What Is An Imaging Spectrometer?

An imaging spectrometer resembles a multispectral scanner because it makes a spatial image of the area covered by the instrument field of view. The difference is that the imaging spectrometer makes a hyperspectral image, i.e., an image consisting of a very large number of narrow spectral channels.

The Tasks in the Project

This project is the first project in METLA using the AISA spectrometer. This means that, in addition to data analysis, all of the infrastructure necessary for operating the instrument has to be built during the project.

The first task is to study the characteristics of the instrument since this has not yet been done with sufficient detail. The radiometric and geometric accuracy and the stability of the instrument have to be determined as a basis for method development.

The effects of the atmosphere on the measured light signal have to be determined. The atmosphere and the light source (sun) are strong components in the measured spectra. This can be seen from a graph that shows a Lowtran7 simulation of the signal received from a target with constant spectral reflectance.

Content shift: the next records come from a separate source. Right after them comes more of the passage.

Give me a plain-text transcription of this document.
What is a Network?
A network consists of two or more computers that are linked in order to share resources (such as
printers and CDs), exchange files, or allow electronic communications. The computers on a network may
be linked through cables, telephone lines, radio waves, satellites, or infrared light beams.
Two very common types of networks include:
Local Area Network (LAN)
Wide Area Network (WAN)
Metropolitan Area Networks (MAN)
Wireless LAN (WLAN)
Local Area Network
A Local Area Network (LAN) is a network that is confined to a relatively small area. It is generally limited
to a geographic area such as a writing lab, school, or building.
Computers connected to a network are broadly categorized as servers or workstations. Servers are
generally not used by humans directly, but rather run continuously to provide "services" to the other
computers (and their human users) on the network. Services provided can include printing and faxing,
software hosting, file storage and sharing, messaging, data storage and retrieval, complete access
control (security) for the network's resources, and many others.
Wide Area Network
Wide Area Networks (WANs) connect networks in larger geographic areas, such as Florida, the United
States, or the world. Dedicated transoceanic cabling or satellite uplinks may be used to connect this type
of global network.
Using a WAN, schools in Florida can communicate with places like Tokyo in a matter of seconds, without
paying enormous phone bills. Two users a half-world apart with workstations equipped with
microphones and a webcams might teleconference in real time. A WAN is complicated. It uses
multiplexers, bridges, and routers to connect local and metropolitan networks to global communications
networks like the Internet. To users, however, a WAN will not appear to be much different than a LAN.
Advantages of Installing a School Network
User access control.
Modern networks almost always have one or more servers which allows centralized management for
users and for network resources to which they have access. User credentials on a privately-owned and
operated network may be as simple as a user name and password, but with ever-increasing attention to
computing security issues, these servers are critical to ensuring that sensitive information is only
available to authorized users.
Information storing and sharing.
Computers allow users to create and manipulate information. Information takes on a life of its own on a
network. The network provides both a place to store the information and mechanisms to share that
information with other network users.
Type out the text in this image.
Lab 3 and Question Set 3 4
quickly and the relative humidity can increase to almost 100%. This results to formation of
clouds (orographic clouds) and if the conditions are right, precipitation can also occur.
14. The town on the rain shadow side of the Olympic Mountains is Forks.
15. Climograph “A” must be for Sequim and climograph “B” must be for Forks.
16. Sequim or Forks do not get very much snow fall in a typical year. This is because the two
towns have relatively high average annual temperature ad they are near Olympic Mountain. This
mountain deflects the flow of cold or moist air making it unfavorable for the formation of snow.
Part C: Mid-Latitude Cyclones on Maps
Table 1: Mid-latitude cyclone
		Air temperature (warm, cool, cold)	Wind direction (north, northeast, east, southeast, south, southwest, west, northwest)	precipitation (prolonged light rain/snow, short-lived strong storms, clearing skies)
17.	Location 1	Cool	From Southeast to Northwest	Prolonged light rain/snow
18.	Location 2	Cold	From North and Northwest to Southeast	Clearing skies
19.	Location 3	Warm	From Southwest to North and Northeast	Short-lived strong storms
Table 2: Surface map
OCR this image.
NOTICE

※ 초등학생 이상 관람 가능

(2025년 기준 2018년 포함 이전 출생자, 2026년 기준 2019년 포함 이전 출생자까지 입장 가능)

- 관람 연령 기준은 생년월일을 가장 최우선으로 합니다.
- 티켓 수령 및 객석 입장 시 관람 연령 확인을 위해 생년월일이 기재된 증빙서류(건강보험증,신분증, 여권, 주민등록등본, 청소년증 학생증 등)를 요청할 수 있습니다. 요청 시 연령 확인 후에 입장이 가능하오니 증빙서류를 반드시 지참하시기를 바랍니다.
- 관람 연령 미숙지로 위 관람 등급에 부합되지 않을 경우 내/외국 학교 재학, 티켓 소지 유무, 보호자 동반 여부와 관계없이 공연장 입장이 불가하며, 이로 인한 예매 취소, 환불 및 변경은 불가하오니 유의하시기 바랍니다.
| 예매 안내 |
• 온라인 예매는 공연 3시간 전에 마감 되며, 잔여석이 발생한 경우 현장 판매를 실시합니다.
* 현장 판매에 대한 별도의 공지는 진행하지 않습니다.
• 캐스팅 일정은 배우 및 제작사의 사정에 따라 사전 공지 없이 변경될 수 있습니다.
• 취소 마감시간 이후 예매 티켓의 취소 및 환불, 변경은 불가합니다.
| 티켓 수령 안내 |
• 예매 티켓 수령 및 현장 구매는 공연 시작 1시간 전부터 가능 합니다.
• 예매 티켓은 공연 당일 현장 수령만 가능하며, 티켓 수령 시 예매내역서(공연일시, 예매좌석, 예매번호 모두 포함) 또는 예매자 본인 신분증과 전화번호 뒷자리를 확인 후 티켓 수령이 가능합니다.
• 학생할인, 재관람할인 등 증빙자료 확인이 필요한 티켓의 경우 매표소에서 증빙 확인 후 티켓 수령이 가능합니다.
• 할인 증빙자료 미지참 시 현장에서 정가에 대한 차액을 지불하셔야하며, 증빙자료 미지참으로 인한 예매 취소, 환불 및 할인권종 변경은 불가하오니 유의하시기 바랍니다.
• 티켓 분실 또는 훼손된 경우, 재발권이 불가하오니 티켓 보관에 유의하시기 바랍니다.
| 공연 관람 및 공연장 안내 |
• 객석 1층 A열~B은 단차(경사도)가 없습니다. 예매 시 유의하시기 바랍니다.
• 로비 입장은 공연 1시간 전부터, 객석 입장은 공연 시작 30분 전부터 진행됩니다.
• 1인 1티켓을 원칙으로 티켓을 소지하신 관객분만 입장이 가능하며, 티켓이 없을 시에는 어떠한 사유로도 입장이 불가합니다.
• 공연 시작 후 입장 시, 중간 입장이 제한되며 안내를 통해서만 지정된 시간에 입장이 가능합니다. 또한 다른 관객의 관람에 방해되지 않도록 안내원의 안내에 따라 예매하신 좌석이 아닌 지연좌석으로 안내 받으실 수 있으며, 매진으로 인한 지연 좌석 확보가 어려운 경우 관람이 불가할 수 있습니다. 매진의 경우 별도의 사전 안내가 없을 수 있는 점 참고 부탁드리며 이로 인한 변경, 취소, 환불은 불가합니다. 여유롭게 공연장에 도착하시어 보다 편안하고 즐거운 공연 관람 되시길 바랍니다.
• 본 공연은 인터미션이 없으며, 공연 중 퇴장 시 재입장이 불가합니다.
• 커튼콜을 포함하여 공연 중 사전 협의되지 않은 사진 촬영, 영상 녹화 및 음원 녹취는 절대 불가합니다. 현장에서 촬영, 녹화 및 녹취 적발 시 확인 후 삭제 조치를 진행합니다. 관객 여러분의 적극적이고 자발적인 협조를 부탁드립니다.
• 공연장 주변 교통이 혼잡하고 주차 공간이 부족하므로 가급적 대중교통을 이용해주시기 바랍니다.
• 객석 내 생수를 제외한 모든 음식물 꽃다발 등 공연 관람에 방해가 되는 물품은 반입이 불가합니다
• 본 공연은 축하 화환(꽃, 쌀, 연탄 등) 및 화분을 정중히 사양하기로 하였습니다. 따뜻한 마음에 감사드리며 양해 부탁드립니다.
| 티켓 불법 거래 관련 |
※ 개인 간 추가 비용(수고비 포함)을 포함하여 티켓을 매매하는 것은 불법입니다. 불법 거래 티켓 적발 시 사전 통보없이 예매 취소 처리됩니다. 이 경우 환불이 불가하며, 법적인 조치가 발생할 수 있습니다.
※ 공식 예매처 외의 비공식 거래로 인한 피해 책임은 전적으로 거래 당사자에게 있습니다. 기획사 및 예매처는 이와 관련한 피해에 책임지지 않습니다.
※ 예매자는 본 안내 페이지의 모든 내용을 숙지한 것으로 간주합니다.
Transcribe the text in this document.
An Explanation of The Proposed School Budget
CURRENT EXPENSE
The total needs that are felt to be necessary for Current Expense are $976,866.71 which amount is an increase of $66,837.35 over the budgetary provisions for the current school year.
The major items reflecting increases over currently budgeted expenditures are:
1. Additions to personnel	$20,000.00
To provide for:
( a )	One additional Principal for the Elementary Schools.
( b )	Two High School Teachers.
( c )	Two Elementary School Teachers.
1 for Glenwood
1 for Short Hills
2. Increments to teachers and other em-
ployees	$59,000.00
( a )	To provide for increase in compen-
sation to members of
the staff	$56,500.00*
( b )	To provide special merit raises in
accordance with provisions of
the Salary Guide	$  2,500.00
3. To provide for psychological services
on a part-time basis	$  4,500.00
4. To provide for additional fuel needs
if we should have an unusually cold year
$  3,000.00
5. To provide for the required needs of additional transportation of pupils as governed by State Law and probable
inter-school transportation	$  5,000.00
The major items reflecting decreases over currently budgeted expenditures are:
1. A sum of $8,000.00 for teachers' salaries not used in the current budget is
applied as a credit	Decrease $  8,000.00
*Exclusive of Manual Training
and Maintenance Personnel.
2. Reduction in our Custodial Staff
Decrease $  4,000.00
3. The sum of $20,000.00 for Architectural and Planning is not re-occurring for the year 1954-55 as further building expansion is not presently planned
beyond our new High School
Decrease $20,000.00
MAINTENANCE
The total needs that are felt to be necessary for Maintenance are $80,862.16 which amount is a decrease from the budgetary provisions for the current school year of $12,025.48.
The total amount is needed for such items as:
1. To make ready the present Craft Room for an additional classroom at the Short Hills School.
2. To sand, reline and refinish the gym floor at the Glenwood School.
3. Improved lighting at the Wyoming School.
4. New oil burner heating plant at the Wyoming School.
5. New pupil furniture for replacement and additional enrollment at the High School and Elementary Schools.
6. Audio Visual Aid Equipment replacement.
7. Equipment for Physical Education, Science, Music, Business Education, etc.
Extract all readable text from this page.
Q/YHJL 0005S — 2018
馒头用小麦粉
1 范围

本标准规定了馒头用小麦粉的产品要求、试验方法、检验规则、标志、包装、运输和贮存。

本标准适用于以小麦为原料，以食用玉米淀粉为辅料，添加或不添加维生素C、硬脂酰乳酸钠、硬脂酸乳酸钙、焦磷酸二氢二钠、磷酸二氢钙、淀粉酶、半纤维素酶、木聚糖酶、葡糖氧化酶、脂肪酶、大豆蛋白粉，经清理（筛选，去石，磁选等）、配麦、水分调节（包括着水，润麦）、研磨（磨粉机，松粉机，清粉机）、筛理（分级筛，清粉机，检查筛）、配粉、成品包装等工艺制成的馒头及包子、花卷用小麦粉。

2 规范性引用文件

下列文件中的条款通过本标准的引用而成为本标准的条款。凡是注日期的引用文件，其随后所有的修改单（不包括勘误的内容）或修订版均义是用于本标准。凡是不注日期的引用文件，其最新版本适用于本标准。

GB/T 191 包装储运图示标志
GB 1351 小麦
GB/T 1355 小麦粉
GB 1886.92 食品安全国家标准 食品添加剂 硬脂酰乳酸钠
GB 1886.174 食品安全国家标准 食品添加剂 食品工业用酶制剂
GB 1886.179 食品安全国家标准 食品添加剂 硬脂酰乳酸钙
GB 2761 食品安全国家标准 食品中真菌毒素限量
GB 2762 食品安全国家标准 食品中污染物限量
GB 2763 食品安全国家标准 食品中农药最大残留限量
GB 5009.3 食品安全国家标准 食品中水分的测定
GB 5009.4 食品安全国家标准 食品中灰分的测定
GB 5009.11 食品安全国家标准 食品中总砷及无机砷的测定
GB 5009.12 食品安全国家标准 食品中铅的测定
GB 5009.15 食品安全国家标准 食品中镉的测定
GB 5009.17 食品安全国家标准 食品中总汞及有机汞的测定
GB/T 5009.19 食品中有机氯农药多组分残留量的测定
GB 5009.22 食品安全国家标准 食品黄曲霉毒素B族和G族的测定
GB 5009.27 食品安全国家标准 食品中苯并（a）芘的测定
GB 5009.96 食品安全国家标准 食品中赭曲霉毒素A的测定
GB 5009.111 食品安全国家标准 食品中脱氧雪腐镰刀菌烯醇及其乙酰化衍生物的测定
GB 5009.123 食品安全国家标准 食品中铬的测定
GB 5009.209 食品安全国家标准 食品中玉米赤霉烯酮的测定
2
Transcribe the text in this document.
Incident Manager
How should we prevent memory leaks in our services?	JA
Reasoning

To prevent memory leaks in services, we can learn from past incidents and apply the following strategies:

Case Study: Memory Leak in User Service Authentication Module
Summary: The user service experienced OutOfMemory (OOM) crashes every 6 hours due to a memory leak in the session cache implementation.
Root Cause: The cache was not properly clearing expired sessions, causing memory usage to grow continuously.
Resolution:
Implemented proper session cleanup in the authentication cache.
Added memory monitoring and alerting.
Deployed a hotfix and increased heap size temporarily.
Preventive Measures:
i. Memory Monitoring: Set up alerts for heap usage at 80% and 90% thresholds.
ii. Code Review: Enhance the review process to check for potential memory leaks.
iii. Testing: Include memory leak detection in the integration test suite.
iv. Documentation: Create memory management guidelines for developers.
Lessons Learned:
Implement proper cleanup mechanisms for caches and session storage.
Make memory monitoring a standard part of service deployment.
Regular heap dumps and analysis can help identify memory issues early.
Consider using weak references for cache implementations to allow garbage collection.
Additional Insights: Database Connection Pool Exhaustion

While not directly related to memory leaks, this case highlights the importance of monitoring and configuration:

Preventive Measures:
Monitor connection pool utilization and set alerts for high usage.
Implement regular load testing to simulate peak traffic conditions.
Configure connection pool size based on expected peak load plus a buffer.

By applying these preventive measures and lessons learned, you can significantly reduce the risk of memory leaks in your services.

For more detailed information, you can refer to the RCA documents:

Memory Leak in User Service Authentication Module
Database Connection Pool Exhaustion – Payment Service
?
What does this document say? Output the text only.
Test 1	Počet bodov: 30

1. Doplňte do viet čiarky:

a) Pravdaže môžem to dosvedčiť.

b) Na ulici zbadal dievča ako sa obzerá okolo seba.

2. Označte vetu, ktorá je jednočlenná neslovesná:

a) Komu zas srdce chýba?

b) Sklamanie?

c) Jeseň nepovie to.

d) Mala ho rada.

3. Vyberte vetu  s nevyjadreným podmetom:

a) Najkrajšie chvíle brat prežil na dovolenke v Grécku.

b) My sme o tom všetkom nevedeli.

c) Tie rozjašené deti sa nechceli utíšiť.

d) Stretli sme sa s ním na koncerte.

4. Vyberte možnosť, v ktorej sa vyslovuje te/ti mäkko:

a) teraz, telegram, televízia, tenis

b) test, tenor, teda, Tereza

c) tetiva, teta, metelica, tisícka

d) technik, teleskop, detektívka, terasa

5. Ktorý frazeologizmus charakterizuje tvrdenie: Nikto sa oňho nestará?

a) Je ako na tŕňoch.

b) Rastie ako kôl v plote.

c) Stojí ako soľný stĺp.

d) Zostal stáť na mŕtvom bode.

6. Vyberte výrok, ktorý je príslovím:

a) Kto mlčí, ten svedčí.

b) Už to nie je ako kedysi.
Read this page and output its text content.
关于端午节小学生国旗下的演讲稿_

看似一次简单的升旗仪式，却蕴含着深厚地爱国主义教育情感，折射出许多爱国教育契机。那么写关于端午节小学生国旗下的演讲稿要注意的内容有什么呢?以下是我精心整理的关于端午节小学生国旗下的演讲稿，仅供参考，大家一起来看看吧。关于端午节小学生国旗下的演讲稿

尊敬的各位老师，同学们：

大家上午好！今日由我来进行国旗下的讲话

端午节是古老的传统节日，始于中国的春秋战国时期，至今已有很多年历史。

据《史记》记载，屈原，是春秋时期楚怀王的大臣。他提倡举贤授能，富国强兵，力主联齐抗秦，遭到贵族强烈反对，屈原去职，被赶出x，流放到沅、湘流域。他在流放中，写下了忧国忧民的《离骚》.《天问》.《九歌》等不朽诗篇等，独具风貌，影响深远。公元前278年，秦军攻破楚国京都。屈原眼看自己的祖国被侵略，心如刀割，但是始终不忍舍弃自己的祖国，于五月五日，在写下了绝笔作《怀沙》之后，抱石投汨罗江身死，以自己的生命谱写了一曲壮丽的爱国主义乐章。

The effects of the atmosphere can't be completely removed from the signal but we have to find ways how to compensate the atmospheric variation.

The next step will be to test flights to collect material for algorithm development. The collected images will be examined both spectrally and spatially to see how different phenomena relevant in forest inventory manifest themselves in the images. This will form the basis for method development.

The algorithm development will concentrate on finding methods to estimate the forest parameters used in the NFI. In addition to this, methods for smaller scale inventories will be investigated.

The last step in this project will be to assess the impact of the developed methods in forest inventories of different scale.

The Current Status and Future Plans

After some practical problems the first test flight was performed on July 11, 1995. The flight was successful and provided about 1.6 gigabytes of raw data. The data has been radiometrically corrected but geometric processing has not yet been done. Another test flight was performed on August 18, 1995. Also this flight was succesful and about 5 gigabytes of new raw data was collected.

The algorithm development will begin when the time-critical data collection tasks permit and the geometric preprocessing has been done. The first tasks will be to find interesting channel combinations based on supervised and nonsupervised pattern recognition methods. Another important task will be to find methods to utilize the good spatial resolution with reasonable computational load.